Well what a night it proved to be: the most momentous political decision of my lifetime. Despite our poll amongst UK employed calling it right, indicating as it did a narrow win for Leave, I, along with many others, predicted a win for Remain, convinced by the bookie’s and markets’ confidence, expecting a late swing to Remain and the late deciders to opt for the status quo.
But it wasn’t to be and Friday was a day of shock as it became clear that we were to be Out of the European Union, with 52% voting to Leave, whilst 48% had opted to Remain.
Within hours of the victory for Leave, the tumbling pound, Farage’s victorious grin and Cameron’s teary resignation, #Regrexit was trending on Twitter as stories were emerging of some Leavers starting to have doubts. Was it a protest vote, an anti-establishment demonstration of frustration, a cry to be heard..? Was it that that drove people to vote Leave rather than any real desire to break away from the EU? Had people really failed to grasp or believe the warnings of tough times ahead?

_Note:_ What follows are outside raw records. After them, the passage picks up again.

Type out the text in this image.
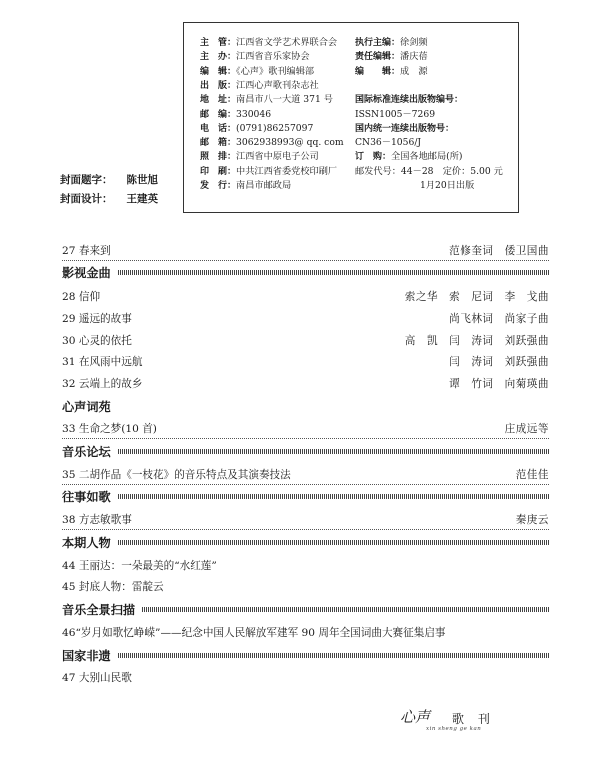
主　管：江西省文学艺术界联合会
主　办：江西省音乐家协会
编　辑：《心声》歌刊编辑部
出　版：江西心声歌刊杂志社
地　址：南昌市八一大道 371 号
邮　编：330046
电　话：(0791)86257097
邮　箱：3062938993@ qq. com
照　排：江西省中原电子公司
印　刷：中共江西省委党校印刷厂
发　行：南昌市邮政局
执行主编：徐剑频
责任编辑：潘庆蓓
编　　辑：成　源
国际标准连续出版物编号：
ISSN1005－7269
国内统一连续出版物号：
CN36－1056/J
订　购：全国各地邮局(所)
邮发代号：44－28　定价：5.00 元
1月20日出版
封面题字： 陈世旭
封面设计： 王建英
27 春来到	范修奎词　倭卫国曲
影视金曲
28 信仰	索之华　索　尼词　李　戈曲
29 遥远的故事	尚飞林词　尚家子曲
30 心灵的依托	高　凯　闫　涛词　刘跃强曲
31 在风雨中远航	闫　涛词　刘跃强曲
32 云端上的故乡	谭　竹词　向菊瑛曲
心声词苑
33 生命之梦(10 首)	庄成远等
音乐论坛
35 二胡作品《一枝花》的音乐特点及其演奏技法	范佳佳
往事如歌
38 方志敏歌事	秦庚云
本期人物
44 王丽达：一朵最美的“水红莲”
45 封底人物：雷靛云
音乐全景扫描
46“岁月如歌忆峥嵘”——纪念中国人民解放军建军 90 周年全国词曲大赛征集启事
国家非遗
47 大别山民歌
心声 歌 刊
xin sheng ge kan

Reports indicate these may very well have been amongst the reasons for voting Leave, but in our post-Brexit poll conducted on Friday and Saturday we found that 86% were content with the way they voted:
Most significant here is the regret of those not voting last Thursday, at 1 in 4, with over 1 in 3 just not sure how they feel about their decision not to let their voice be heard.
Most of those not content with their decision in the referendum would vote Remain if given another chance. In total this is only 2% of those voting Leave, but is a more significant 22% of those that did not vote at all, compared to only 3% of those that didn’t vote saying they would vote Leave if there was another referendum.
If we factor in both those that have changed their minds and those that didn’t vote but say they would if they had another chance, according to our data, it would switch things around the other way to 52% Remain, 48% Leave, with around 1.2 million more on the Remain than the Leave side. But that is democracy, and a demonstration of why your vote always matters!
As it stands, we see a nation divided, with 48% happy with the outcome of the referendum (93% of Leave, 5% of Remain), and 44% unhappy (3% of Leave, 89% of Remain).
In these first few days there are more feeling negative than positive emotions (45% positive, 55% negative), with those who voted Leave now most likely to be feeling Confident (58%) and Excited (45%), whilst those who voted Remain are feeling Worried (71%) and Sad (51%).
It’s natural that those who voted to Leave are feeling more positive about the future than those who voted to Remain, especially when we consider that most people are, indeed, content with the way they voted. But, nevertheless, in the immediate aftermath of the referendum vote, worries are running high, with the economy, price of consumer goods, the financial markets, business in the UK and jobs topping the list.
Whilst the macroeconomic issues are uppermost of people’s concerns post-Brexit, the microeconomic worries at the bottom end of the list are still in significant numbers and will be cause for concern for those working in the financial services industry: not only will they have the immediate earthquake of the dropping FTSE and pound to contend with, but they will also seriously need to consider the 20% worried about their pensions, 18% about their savings, 15% about their investments and 12% about their mortgage.
For ordinary people in the UK, whether they voted Remain or Leave, the list of worries looks set to be here for some considerable time to come. 57% think it was right for David Cameron to resign as Prime Minister, and now we have the unraveling of the Opposition too with the flurry of front bench resignations seen on Sunday.
And, in an area where it seems the nation is continually split down the middle, it should probably be no surprise the pattern continues in answer to the question many have been asking as to whether or not Cameron and the Conservatives were right to hold the EU referendum in the first place: 54% say Yes, with 34% No and 12% not sure.
Of course tensions are heightened right now, and knee jerk reactions will likely settle, but we as a nation have made a profound decision, the consequences of which we are only just starting to experience, let alone comprehend. Politically, economically, financially, socially and culturally, it looks like we are in for a rough ride.
Harris 24 online UK general population poll of 517 people aged 18+, conducted by Harris Interactive on 24th-25th June 2016. Weighted on gender, age and region.